2月14日の日経新聞経済教室、フランソワ・エラン、コレージュ・ド・フランス教授の「移民問題を考える(上) 「経済利益」偏重の政策 避けよ」に、次のような指摘があります。
・・・日本は明治時代や終戦後などの時期に、外国文化との衝突に伴う深刻なアイデンティティー(主体性)の危機を乗り越えてきた。そのたびに日本文化は生き残った。世界の人々が憧れる日本文化は、文学、伝統芸能、食事作法、技術革新などにより拡散している。日本を訪れる旅行者は、人間関係、居住空間、自然との共生、洗練された文字、文化遺産といった日本文化の魅力に圧倒される。
人口に占める移民割合が10%になったからといって日本文化が脅かされるようなことがあるのだろうか。日本人は、自身の文化は外国人の流入に対して脆弱だと思っているのだろうか・・・フランスで過激化した一部の集団による襲撃事件が発生しても、フランスの社会や文化は揺らぐどころか、かえって頑強になった。ここにパラドックスがある。

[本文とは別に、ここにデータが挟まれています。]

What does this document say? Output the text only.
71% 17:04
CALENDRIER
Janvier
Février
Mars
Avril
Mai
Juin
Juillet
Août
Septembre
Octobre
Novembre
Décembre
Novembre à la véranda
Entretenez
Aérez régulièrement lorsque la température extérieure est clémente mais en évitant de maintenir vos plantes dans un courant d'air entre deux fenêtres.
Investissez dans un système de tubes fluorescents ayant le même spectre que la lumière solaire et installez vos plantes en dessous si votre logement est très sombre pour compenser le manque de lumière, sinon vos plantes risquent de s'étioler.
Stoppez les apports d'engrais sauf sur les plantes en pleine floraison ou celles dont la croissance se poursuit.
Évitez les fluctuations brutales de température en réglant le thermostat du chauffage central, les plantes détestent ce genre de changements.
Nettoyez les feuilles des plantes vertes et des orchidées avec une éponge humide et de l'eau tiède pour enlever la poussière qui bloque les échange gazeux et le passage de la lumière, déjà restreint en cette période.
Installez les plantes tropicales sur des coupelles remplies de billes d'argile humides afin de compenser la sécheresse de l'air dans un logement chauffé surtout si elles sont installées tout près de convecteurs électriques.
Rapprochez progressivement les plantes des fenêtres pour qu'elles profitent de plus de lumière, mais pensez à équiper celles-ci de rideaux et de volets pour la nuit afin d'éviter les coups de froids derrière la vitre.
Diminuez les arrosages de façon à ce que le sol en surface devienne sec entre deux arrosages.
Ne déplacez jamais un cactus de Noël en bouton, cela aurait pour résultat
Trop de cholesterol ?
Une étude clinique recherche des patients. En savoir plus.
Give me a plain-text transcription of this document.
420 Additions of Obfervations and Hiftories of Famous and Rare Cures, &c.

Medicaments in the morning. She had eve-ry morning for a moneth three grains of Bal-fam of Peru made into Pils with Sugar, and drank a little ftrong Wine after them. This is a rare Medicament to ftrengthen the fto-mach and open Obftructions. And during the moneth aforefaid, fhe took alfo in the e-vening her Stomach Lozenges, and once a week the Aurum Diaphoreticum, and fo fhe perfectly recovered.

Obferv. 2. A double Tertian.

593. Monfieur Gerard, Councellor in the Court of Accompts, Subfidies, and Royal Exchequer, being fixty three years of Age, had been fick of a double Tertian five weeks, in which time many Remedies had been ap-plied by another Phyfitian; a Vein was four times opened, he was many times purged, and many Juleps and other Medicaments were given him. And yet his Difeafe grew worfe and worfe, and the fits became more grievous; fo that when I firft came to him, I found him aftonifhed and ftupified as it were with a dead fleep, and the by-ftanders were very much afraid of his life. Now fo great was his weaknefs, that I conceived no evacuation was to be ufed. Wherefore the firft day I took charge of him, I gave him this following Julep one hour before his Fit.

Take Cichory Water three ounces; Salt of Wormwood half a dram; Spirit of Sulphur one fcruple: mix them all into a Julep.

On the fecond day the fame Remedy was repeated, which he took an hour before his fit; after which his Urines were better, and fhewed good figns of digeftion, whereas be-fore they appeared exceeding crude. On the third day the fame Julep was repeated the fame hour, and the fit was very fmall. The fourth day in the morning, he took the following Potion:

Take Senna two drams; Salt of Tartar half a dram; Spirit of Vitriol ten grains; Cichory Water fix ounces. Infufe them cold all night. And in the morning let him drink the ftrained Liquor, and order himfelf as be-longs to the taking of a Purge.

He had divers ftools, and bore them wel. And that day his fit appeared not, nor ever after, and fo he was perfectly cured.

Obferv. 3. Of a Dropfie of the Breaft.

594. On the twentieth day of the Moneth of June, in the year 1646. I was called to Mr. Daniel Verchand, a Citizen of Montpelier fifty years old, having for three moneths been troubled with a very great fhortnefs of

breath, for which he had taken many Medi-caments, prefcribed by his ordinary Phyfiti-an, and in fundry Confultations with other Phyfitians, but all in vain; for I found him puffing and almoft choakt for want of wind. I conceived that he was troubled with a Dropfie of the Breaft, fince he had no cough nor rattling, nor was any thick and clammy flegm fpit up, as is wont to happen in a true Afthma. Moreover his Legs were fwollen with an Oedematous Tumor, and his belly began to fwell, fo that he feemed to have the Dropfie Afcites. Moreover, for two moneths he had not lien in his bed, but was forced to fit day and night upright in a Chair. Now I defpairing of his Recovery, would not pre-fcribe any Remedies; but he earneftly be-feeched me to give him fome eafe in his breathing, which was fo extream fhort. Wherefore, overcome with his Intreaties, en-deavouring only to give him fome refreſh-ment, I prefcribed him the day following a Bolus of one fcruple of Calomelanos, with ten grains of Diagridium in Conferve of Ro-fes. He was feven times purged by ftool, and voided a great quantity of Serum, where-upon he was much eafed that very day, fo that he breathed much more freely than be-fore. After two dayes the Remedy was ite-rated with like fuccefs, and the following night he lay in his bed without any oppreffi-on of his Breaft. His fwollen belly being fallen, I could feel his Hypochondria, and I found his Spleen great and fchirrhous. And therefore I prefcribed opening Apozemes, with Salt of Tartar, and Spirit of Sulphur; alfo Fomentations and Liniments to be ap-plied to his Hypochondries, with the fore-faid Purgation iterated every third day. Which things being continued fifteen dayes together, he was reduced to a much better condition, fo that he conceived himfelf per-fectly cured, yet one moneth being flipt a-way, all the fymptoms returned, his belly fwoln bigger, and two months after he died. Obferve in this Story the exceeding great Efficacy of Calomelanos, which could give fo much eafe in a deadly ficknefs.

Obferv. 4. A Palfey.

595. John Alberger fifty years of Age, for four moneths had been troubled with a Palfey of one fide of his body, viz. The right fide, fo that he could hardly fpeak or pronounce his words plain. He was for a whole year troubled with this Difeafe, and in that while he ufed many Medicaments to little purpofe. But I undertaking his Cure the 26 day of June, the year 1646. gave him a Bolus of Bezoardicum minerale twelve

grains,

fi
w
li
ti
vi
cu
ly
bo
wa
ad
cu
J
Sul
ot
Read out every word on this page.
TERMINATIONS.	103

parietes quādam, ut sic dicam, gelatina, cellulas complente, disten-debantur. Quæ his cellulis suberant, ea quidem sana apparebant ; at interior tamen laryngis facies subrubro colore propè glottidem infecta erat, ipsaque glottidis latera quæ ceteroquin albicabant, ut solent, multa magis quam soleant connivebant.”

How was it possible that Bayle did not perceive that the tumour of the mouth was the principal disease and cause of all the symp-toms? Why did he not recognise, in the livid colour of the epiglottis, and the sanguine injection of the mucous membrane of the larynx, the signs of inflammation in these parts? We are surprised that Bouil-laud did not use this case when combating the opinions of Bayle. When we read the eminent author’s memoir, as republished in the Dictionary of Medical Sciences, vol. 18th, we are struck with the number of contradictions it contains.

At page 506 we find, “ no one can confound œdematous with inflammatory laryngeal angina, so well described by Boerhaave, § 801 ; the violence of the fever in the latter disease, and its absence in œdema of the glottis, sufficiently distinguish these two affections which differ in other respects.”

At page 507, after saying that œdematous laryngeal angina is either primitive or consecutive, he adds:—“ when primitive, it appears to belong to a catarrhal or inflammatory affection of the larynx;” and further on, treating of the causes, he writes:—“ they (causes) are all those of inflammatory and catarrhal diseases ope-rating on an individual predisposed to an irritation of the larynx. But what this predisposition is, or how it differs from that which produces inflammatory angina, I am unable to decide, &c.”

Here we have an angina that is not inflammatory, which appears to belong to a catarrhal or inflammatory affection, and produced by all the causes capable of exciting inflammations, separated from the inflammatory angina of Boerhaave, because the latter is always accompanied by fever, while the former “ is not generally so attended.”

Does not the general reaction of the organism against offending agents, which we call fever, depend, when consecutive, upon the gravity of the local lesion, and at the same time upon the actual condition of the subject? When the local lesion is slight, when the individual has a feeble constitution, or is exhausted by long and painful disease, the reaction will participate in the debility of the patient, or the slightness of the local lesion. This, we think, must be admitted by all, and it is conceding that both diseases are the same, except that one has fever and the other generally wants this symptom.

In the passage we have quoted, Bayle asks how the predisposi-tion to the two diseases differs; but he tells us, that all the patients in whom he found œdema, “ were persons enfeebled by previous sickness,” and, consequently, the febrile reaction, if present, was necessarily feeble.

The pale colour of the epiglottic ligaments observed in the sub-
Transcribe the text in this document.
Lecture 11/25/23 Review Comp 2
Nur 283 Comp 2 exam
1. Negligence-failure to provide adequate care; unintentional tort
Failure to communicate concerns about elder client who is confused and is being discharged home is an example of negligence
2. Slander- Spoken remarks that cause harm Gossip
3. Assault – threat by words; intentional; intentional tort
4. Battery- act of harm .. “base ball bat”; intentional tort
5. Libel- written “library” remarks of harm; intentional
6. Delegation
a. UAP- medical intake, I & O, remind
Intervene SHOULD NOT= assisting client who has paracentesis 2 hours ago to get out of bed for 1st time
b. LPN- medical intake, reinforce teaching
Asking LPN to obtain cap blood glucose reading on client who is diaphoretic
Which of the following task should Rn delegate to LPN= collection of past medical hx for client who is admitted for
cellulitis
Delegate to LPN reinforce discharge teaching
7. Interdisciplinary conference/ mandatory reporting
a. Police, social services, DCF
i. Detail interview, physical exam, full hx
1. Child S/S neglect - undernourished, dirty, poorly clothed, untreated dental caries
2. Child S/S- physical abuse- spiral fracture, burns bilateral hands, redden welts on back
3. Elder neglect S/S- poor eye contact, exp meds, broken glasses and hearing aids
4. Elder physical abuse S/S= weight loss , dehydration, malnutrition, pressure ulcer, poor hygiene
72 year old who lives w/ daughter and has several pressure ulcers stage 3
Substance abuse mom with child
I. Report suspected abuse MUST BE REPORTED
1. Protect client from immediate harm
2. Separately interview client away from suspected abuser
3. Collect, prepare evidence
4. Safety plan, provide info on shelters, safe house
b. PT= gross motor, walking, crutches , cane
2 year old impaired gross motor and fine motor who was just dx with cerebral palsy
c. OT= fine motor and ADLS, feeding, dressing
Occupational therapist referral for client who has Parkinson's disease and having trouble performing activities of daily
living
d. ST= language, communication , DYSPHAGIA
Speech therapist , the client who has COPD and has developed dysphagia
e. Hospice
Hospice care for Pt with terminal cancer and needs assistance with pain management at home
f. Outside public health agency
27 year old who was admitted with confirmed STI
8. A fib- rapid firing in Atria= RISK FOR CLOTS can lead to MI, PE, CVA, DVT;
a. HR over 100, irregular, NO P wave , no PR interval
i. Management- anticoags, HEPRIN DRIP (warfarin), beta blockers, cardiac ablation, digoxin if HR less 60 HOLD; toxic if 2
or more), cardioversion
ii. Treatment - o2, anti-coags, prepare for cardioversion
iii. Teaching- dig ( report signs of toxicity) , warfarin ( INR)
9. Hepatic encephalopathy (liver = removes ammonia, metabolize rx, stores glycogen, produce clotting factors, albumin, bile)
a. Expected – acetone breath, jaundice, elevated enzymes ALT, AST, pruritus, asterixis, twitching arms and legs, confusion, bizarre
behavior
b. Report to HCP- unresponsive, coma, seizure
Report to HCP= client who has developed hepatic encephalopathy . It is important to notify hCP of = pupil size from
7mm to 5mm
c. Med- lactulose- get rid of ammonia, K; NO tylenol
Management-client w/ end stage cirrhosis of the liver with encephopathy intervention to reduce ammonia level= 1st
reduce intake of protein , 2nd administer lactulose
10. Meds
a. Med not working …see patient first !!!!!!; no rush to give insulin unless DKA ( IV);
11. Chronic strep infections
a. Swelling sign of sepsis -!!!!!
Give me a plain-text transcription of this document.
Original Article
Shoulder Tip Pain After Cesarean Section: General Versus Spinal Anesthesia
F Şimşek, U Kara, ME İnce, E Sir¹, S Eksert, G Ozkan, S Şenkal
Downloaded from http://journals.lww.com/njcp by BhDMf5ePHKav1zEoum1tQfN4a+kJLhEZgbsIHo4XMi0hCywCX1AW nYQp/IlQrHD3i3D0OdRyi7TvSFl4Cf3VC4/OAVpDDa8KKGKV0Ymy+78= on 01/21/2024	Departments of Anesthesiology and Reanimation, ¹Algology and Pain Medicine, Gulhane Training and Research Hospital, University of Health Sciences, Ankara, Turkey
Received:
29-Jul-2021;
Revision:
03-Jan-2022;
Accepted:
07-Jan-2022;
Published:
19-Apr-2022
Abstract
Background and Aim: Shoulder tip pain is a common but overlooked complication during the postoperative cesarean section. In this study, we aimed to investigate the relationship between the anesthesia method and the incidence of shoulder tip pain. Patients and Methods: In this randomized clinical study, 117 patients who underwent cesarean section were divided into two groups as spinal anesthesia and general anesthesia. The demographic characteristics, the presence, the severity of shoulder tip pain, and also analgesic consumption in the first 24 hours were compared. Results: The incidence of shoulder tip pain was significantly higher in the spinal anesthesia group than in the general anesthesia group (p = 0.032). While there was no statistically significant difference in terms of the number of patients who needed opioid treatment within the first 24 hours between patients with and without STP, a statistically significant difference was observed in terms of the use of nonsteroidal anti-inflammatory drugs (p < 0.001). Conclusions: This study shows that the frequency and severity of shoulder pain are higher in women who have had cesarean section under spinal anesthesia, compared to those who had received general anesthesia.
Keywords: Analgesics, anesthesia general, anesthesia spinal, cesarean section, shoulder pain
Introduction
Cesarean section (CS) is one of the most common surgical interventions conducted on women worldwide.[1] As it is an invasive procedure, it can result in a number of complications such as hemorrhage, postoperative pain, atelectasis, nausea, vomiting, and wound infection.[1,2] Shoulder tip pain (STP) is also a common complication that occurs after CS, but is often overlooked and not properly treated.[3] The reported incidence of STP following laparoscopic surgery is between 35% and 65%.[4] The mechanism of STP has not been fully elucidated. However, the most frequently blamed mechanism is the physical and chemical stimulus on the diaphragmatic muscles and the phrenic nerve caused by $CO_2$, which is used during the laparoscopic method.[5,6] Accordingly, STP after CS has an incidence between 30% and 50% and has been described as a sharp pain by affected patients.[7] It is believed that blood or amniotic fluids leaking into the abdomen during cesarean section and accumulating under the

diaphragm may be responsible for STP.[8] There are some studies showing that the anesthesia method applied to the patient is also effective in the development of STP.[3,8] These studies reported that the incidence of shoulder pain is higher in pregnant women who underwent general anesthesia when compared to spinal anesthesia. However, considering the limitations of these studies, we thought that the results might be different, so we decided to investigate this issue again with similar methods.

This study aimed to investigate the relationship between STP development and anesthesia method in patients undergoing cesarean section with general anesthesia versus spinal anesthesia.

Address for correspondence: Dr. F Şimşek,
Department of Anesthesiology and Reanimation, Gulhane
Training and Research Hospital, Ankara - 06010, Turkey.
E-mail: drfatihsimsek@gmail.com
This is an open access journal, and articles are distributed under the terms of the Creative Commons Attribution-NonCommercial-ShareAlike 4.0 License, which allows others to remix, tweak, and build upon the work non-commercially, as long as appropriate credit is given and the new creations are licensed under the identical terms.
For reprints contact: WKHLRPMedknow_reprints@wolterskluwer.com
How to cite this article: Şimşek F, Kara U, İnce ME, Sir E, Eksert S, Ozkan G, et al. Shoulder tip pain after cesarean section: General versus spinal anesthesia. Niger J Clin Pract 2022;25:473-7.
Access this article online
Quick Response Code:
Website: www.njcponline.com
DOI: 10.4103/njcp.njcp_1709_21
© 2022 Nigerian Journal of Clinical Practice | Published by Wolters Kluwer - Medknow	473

硬直的な社会は頑強でなく、閉じた社会は持続的でない。民族的な均一性を守ることは安心感をもたらすかもしれないが、それは長期的には維持できない神話だ。日本文化自体も様々な起源を持つ。日本文化とは、元のそうした多様性に投げ込んだ網の中身であり、あちこちで釣ってきた要素の組み合わせではない。